Courses de chiens interdites dans l'état de NY. Nous sommes bardés de représentants de la SPA. Le lévrier, dit-on, est le chien le plus con du monde et on a dû élever Vicky et sa doublure en quarante jours, tout droit sortis du cynodrome de Bridgeport (Connecticut) où ils n'ont rien connu d'autre dans leur vie que le leurre, un immense os de deux mètres qui glisse sur une rampe circulaire de stade. On a pris Vicky chez nous à Brooklyn et chaque fois qu'il voyait une voiture, il démarrait comme un malade, croyant y voir un leurre. Pas facile la vie d'artiste.

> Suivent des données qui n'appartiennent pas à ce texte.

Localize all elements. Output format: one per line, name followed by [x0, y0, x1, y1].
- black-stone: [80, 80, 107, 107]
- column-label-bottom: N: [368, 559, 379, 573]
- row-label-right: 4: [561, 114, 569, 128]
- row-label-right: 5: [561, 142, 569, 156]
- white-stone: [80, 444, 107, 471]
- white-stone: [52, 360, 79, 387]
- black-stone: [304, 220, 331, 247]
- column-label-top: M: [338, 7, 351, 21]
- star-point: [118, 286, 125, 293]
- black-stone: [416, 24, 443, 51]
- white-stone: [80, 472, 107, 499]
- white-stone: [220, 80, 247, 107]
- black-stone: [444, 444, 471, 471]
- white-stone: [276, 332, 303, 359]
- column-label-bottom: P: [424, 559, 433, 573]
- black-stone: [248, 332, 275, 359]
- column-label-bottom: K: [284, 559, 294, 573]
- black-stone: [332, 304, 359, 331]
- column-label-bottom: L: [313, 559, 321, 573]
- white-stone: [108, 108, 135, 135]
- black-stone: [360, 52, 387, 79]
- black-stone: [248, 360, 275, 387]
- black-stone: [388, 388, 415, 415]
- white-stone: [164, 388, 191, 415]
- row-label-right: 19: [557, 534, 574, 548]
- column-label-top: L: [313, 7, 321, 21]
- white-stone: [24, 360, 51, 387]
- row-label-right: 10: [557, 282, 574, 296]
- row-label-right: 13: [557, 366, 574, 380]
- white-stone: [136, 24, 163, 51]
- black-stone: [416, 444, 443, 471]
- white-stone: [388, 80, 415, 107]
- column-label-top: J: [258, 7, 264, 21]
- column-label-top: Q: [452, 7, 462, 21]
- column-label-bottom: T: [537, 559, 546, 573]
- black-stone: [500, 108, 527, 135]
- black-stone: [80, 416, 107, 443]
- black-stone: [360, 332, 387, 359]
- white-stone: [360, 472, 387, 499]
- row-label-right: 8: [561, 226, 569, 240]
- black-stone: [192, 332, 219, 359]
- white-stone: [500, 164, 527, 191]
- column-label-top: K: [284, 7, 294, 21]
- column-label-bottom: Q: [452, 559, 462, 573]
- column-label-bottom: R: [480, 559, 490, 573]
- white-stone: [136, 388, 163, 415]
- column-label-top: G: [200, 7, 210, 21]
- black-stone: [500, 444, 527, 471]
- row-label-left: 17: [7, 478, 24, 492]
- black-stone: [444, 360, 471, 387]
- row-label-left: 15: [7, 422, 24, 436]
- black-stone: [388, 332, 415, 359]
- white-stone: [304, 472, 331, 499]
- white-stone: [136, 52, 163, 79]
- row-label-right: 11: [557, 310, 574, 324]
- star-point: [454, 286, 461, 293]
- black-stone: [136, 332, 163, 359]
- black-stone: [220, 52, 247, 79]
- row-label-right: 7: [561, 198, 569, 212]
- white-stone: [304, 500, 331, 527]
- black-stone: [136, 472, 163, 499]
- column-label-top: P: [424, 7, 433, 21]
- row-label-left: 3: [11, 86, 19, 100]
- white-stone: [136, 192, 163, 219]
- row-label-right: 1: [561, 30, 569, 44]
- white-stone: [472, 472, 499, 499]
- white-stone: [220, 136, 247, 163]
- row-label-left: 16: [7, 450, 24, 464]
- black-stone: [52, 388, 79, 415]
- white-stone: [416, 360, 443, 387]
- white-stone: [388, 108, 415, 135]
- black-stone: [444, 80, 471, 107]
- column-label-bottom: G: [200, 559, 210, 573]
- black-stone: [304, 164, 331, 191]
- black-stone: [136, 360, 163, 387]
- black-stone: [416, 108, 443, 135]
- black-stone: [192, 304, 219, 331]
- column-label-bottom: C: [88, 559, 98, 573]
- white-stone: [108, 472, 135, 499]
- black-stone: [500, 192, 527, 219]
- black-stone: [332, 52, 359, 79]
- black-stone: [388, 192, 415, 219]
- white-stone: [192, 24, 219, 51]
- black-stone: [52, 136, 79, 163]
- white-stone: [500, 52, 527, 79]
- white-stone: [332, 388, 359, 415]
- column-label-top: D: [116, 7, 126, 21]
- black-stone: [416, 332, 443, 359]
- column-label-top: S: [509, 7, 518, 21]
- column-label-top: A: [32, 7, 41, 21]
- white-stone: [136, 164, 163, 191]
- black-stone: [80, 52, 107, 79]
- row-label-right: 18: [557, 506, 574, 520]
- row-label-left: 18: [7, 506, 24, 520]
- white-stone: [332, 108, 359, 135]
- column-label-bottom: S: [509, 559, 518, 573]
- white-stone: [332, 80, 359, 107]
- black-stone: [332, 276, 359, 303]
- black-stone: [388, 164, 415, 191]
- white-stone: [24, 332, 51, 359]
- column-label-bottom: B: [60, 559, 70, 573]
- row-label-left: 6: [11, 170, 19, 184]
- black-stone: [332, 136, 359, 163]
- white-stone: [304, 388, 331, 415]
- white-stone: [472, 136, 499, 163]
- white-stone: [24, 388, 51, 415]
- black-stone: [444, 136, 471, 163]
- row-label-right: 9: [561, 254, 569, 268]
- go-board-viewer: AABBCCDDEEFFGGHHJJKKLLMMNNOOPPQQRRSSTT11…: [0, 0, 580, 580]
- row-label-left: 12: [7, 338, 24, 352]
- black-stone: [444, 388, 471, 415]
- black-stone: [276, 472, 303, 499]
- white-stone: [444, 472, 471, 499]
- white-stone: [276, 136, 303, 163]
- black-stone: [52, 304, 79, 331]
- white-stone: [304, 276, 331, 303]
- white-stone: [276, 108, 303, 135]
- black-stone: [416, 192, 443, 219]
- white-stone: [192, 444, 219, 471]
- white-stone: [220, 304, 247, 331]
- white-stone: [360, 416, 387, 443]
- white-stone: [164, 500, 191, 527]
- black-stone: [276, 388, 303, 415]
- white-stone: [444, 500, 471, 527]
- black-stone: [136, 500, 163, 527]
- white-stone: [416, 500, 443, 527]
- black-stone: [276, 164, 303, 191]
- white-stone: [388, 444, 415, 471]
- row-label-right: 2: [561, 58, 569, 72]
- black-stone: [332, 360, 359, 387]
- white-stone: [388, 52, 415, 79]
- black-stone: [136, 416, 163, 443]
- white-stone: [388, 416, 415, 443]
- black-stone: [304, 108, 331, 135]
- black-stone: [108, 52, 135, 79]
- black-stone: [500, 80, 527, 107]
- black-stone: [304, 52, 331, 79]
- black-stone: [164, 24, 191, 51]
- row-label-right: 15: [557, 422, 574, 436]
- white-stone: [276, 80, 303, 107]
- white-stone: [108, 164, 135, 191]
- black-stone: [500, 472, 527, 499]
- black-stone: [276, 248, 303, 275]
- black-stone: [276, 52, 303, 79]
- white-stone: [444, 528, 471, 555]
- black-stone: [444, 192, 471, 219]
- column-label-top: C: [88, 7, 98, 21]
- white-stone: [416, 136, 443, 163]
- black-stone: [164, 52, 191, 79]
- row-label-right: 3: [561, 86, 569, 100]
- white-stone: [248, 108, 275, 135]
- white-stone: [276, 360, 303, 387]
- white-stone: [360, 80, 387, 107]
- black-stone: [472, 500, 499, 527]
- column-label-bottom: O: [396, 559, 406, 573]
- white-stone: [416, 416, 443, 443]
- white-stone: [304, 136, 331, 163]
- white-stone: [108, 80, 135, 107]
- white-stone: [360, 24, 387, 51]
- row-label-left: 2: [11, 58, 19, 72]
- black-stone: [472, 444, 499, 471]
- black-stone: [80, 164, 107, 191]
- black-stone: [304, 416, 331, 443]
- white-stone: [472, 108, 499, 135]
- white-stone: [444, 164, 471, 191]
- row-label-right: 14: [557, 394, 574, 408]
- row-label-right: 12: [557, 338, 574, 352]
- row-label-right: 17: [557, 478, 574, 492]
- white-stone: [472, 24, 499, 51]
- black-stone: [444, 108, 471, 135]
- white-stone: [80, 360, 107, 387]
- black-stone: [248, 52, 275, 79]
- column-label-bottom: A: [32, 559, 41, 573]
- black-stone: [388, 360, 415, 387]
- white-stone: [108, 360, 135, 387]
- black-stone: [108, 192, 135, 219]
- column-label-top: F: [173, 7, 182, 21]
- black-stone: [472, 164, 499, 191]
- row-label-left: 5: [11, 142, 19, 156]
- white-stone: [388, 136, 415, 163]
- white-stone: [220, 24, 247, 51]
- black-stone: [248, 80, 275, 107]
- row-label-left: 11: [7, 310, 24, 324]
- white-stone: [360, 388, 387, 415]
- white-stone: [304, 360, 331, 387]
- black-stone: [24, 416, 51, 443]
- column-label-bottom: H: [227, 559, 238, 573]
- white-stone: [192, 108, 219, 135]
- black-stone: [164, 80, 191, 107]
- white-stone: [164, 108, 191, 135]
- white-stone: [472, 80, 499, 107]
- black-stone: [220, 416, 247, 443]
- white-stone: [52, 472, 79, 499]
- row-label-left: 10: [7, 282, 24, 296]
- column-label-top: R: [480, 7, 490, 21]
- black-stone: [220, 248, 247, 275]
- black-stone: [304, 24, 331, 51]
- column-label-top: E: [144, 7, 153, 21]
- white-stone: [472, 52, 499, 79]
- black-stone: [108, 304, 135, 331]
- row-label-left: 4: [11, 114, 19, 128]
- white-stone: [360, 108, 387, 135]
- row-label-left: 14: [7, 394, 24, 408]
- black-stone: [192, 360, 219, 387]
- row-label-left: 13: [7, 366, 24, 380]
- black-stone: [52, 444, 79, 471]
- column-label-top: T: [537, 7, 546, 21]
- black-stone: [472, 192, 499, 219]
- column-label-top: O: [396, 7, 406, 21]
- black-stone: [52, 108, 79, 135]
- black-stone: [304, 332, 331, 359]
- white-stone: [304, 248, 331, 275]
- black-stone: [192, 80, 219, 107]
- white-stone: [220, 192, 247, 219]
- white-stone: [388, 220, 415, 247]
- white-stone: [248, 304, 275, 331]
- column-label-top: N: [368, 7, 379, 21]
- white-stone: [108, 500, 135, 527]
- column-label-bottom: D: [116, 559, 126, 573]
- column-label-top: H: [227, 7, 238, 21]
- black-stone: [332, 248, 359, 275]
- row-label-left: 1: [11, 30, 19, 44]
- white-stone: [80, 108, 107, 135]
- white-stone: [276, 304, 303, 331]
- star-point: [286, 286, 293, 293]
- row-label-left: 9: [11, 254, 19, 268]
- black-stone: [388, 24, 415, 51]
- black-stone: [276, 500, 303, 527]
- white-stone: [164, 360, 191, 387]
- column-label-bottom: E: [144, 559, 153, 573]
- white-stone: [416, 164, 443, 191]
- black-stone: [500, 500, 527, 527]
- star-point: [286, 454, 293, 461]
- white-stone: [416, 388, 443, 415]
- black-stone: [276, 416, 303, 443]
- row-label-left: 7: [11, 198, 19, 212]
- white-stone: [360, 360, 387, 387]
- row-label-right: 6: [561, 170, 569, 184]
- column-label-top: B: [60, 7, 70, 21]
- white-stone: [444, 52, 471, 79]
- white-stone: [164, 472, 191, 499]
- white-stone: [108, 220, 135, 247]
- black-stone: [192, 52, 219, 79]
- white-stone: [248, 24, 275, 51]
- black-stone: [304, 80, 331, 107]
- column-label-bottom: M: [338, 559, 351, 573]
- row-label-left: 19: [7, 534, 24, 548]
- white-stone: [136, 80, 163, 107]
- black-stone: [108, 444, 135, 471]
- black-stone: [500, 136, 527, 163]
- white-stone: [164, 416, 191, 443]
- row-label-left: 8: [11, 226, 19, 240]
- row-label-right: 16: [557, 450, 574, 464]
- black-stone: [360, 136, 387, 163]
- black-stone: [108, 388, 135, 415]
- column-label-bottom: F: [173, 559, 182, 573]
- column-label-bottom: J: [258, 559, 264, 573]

Vis-à-vis Vincent Alice. Vieil hôtel de NY, Midtown, avec un vis-à-vis sur un hôtel de charité publique pour les sortants de prison et schizophrènes. Longue négo avec la ville de NY. On a pu non sans mal aménager le petit intérieur coquet d'Alice dans cet immeuble. J'aime cette petite coquille de noix, soignée et carillonnante, ballottée dans les vents de la nuit. C'est ici, dans cette maison pas plus grande qu'un journal intime, qu'elle échafaudera son plan d'amour et de mort. Les schizophrènes se sont bien tenus. Emmanuelle ne craint personne, elle a un mot pour chacun. Yorgos entre chez les uns et les autres pour gagner un projo dans cette ville éteinte, et les rencontres en pleine nuit sont kafkaïennes.
Film au bout des forces. Quarante deux jours de tournage en apnée, dans des conditions très dures. Mais j'ai tendance à croire que, plus notre histoire sera proche des personnages, plus juste sera le film. Le crime se fera à mains nues. Le film aussi. Retrouver le charme pauvre, précaire, des amoureux de Chagall dans un NY tenté par Munch.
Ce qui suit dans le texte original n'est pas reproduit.